Gerterode. Claudia Gunkel hat den in der Region wohlbekannten Garantbus als Vermächtnis ihres verstorbenen Mannes an die Eichsfeldwerke übergeben.
Willi Gunkel aus Gerterode hatte einen Traum. 40 Jahre lang war er Busfahrer, brachte sicher tausende Menschen zu ihrem Urlaubsziel oder sorgte im Linienverkehr dafür, dass sie pünktlich zur Arbeit und wieder nach Hause kamen. Einmal im Leben wollte er einen eigenen Bus besitzen, aber das sollte ein Oldtimer sein – mit Schnauze. Im Jahr 2009 erfüllte er sich diesen Traum. Nämlich mit einem Garant-Bus mit insgesamt 18 Sitzplätzen, Baujahr 1954. Liebevoll nahm er den Klassiker auseinander, baute ihn von Grund auf neu auf, verpasste ihm die originale Lackierung in brillantblau und cremeweiß. Und Willi Gunkel war Eichsfelder aus Überzeugung, konnte sich nicht vorstellen, seine geliebte Heimat zu verlassen.
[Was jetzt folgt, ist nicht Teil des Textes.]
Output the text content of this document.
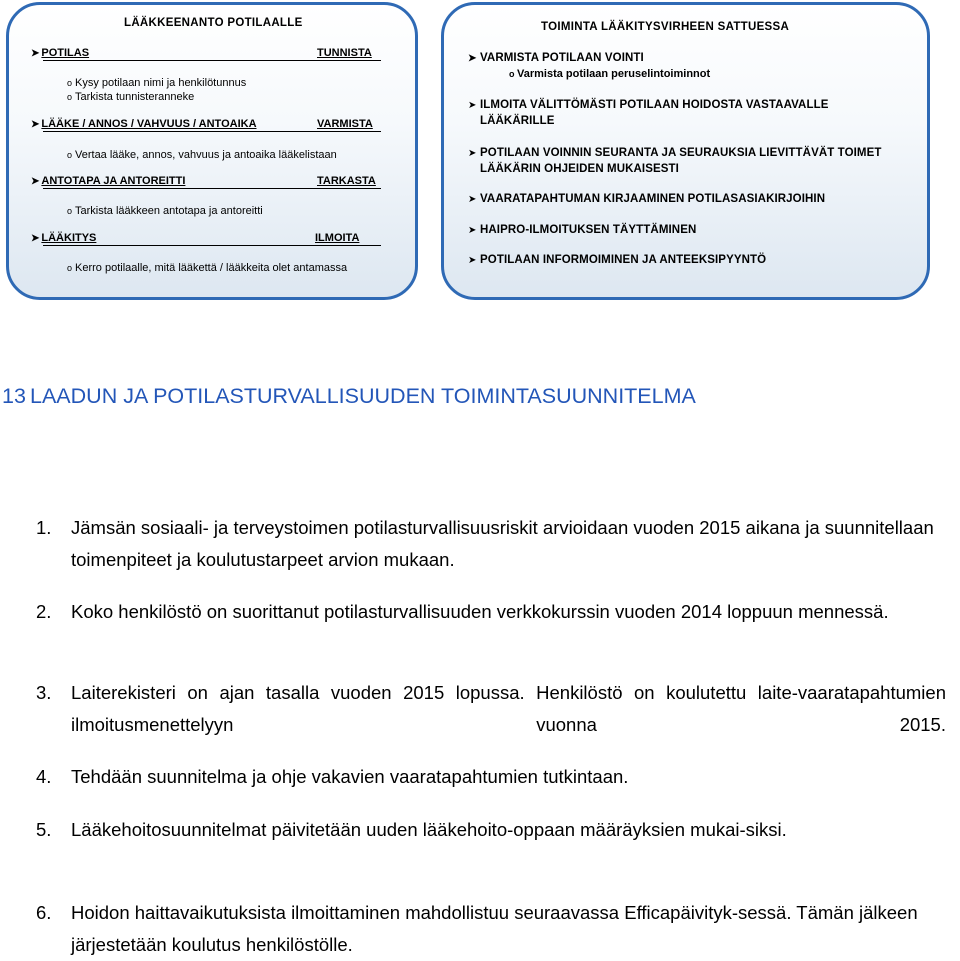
LÄÄKKEENANTO POTILAALLE
➤ POTILAS	TUNNISTA
o Kysy potilaan nimi ja henkilötunnus
o Tarkista tunnisteranneke
➤ LÄÄKE / ANNOS / VAHVUUS / ANTOAIKA	VARMISTA
o Vertaa lääke, annos, vahvuus ja antoaika lääkelistaan
➤ ANTOTAPA JA ANTOREITTI	TARKASTA
o Tarkista lääkkeen antotapa ja antoreitti
➤ LÄÄKITYS	ILMOITA
o Kerro potilaalle, mitä lääkettä / lääkkeita olet antamassa
TOIMINTA LÄÄKITYSVIRHEEN SATTUESSA
➤ VARMISTA POTILAAN VOINTI
o Varmista potilaan peruselintoiminnot
ILMOITA VÄLITTÖMÄSTI POTILAAN HOIDOSTA VASTAAVALLE LÄÄKÄRILLE
POTILAAN VOINNIN SEURANTA JA SEURAUKSIA LIEVITTÄVÄT TOIMET LÄÄKÄRIN OHJEIDEN MUKAISESTI
VAARATAPAHTUMAN KIRJAAMINEN POTILASASIAKIRJOIHIN
HAIPRO-ILMOITUKSEN TÄYTTÄMINEN
POTILAAN INFORMOIMINEN JA ANTEEKSIPYYNTÖ
➤
➤
➤
➤
➤
13 LAADUN JA POTILASTURVALLISUUDEN TOIMINTASUUNNITELMA
1. Jämsän sosiaali- ja terveystoimen potilasturvallisuusriskit arvioidaan vuoden 2015 aikana ja suunnitellaan toimenpiteet ja koulutustarpeet arvion mukaan.
2. Koko henkilöstö on suorittanut potilasturvallisuuden verkkokurssin vuoden 2014 loppuun mennessä.
3. Laiterekisteri on ajan tasalla vuoden 2015 lopussa. Henkilöstö on koulutettu laite-vaaratapahtumien ilmoitusmenettelyyn vuonna 2015.
4. Tehdään suunnitelma ja ohje vakavien vaaratapahtumien tutkintaan.
5. Lääkehoitosuunnitelmat päivitetään uuden lääkehoito-oppaan määräyksien mukai-siksi.
6. Hoidon haittavaikutuksista ilmoittaminen mahdollistuu seuraavassa Efficapäivityk-sessä. Tämän jälkeen järjestetään koulutus henkilöstölle.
Also musste auch der Bus ein echter Eichsfelder werden. Und das wurde er auch. „Der Eichsfelder mit Kisten und Kasten“ leuchtet als cremeweißer Schriftzug im Retro-Stil auf dem brillantblauem Untergrund und dem Anhänger, ebenfalls passend lackiert und aufgebaut. Mit Ehefrau Claudia reiste er mit 60 PS durch die Lande, sogar das frühere „Herrchen“ des Garantbusses im Spreewald wurde besucht. Mit einem Stundenschnitt von 50 Kilometern. „Bei gerader Strecke ohne Gegenwind fährt er so zwischen 85 und 90 Stundenkilometer“, weiß Claudia Gunkel. „Aber das sollte er nicht lange durchhalten müssen.“ Liebevoll hat sie den Bus mit kleinen Gardinchen ausgestattet, innen schützt ein neuer Teppich das originale gut erhaltene Linoleum, selbst die drei bequemen Notsitze, die in Fachkreisen als die besten Plätze im Bus gelten, sind wie die Bänke original erhalten.
Der Tacho zeigt 18 000 Kilometer. Aber er ist nur fünfstellig. Niemand vermag zu sagen, ob der Bus mit seinen 63 Jahren schon 318 000 Kilometer auf dem Buckel hat oder gar noch viel mehr. Das aber ist egal. Er schnurrt mit seinem Benzinmotor wie ein Bienchen.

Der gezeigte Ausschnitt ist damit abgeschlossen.